No matter what the exercise, it should be a cardiovascular activity that improves both heart and lung functioning. Some other things that individuals living with cystic fibrosis should be aware of are weather and electrolytes. CF patients do not handle heat stress well, and should be cautious when exercising in the heat, especially in humid heat. As far as electrolytes are concerned, individuals with CF lose more salt when they sweat, and should be actively replenishing their electrolytes via sports drinks or electrolyte-rich solutions.
Growing up with CF
James Cameron was born in 1979, at a time when cystic fibrosis research was still in relative infancy. The Cystic Fibrosis Foundation, which was founded in 1955, was still working to make its first major breakthrough in treating the disease, and was only just beginning to make specialized care available to children with CF. Cameron’s life depended on the CF Foundation’s ability to understand more about the nature of what was for a majority of the last century a relatively unknown disease.

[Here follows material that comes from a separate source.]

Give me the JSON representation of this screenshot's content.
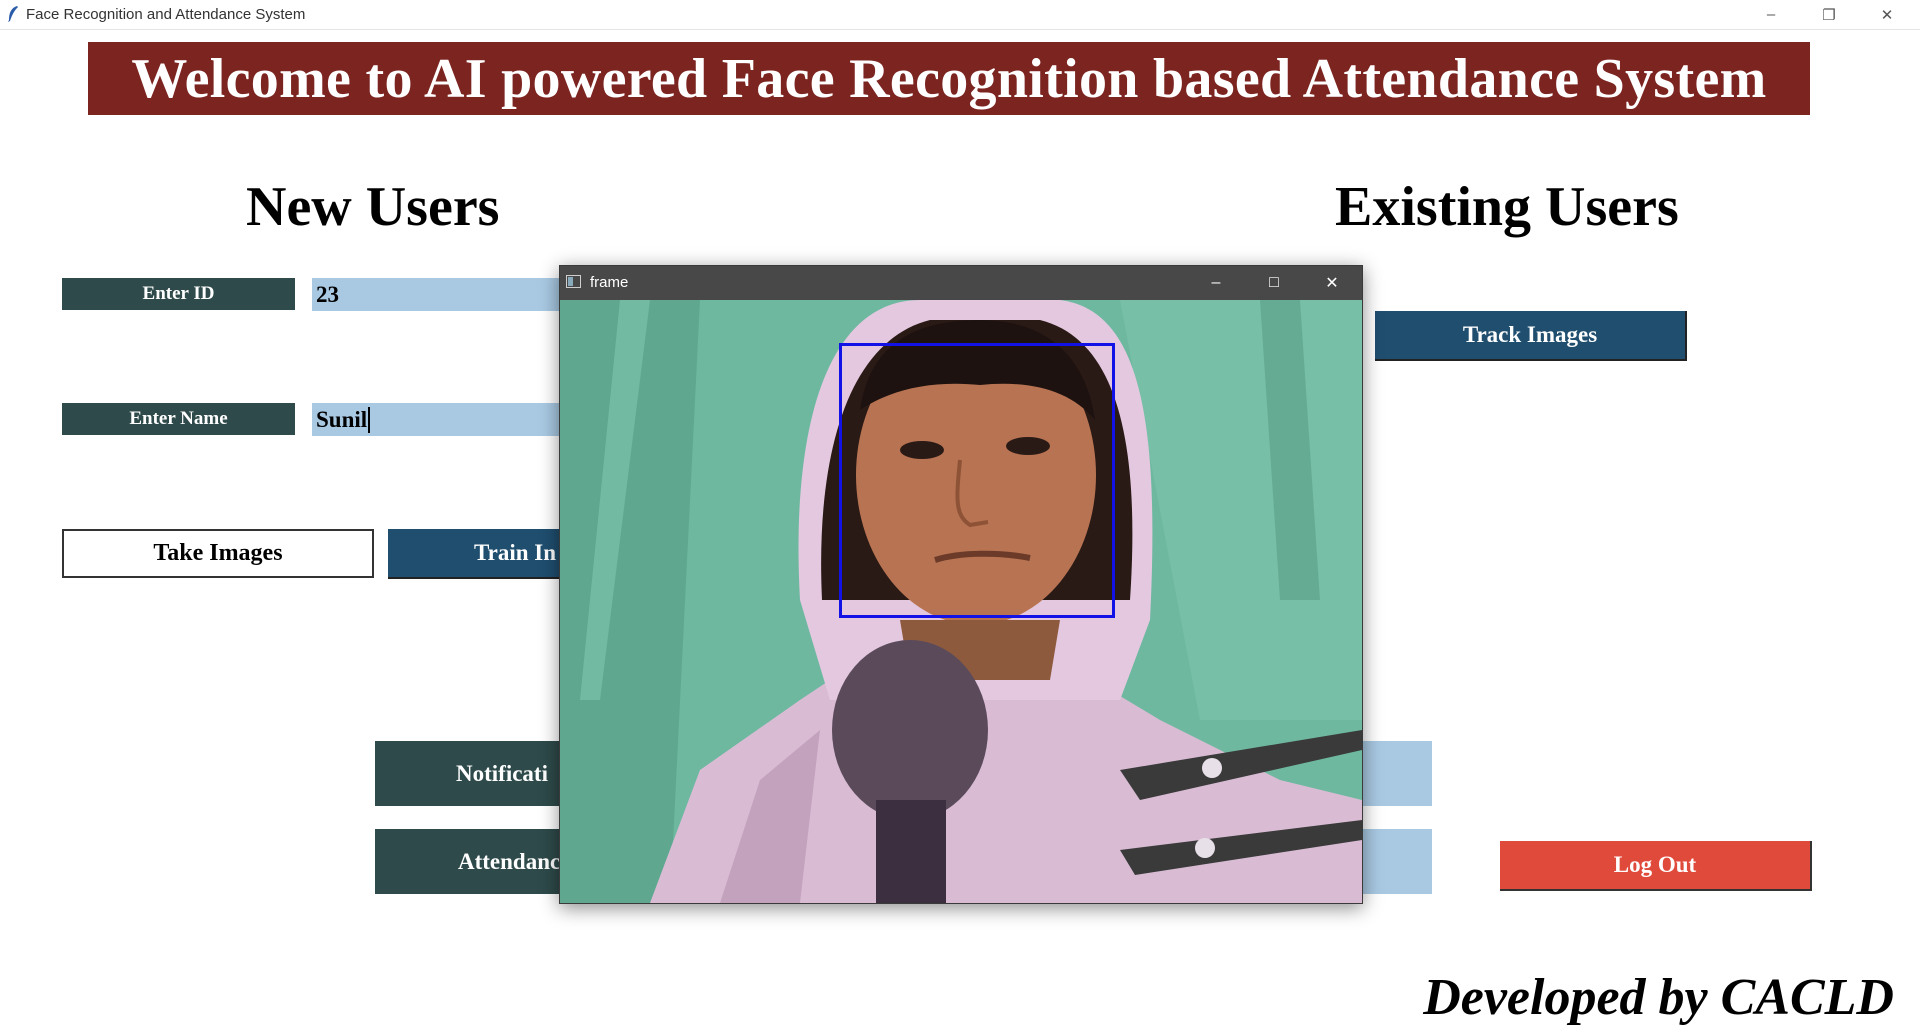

Cameron grew up during the CF Foundation’s most significant breakthroughs, including the one that would save his and many others’ lives. The CF Foundation launched the Research Development program in 1980, when Cameron was 12-months-old, in order to bring the mysterious origins and nature of cystic fibrosis to an end. The accelerated research program sought to bring an answer and understanding into what the disease was, and where it came from.
Their efforts paid off. In 1989, the CF Foundation announced the discovery of the CF gene, the only determining factor in whether or not a person would live with cystic fibrosis or not. They discovered that both parents would need to pass on the gene to their child in order for the child to have the disease, and they were also able to determine that the gene itself existed in several different mutated strains. This breakthrough allowed the CF Foundation to push for even more therapies and treatment options throughout the 1990s.
By this time, the disease had taken a severe toll on Cameron. Growing up is hard enough on a child’s body, but with the additional difficulty of managing cystic fibrosis, Cameron found himself in and out of hospitals, suffering for most of his life. The older he got, the harder it was for him to ignore the symptoms of the disease and pretend that he did not have it. By the time he was 23, a lung infection hospitalized him and threatened his life. But all was not lost; Cameron would receive a life-saving treatment that would give him a fresh start on life.
Overcoming all odds
Cameron received a double lung transplant when he was 23-years-old, making him strong enough and well enough to pursue his lifelong dream of becoming a nationally competitive bodybuilder. He went from being fully prepared to pass away, to having better respiratory functioning than he had experienced for a vast majority of his lifetime. Cameron’s energy and passion was contagious, and he used it to launch his career as a personal trainer, as well.
The threat to Cameron’s life remains, and in order to continue to maintain his strenuous lifestyle, he must take a daily cocktail of prescribed medications. The number of prescription pills is close to a dozen, each one helping him to fight infections, avoid complications, keep his diabetes in check, and prevent lung decline. Despite this, Cameron continues to work out and body build, and for the last several years, has been placing in national competitions. He encourages others to simply find what they are good at, and enjoy it in life.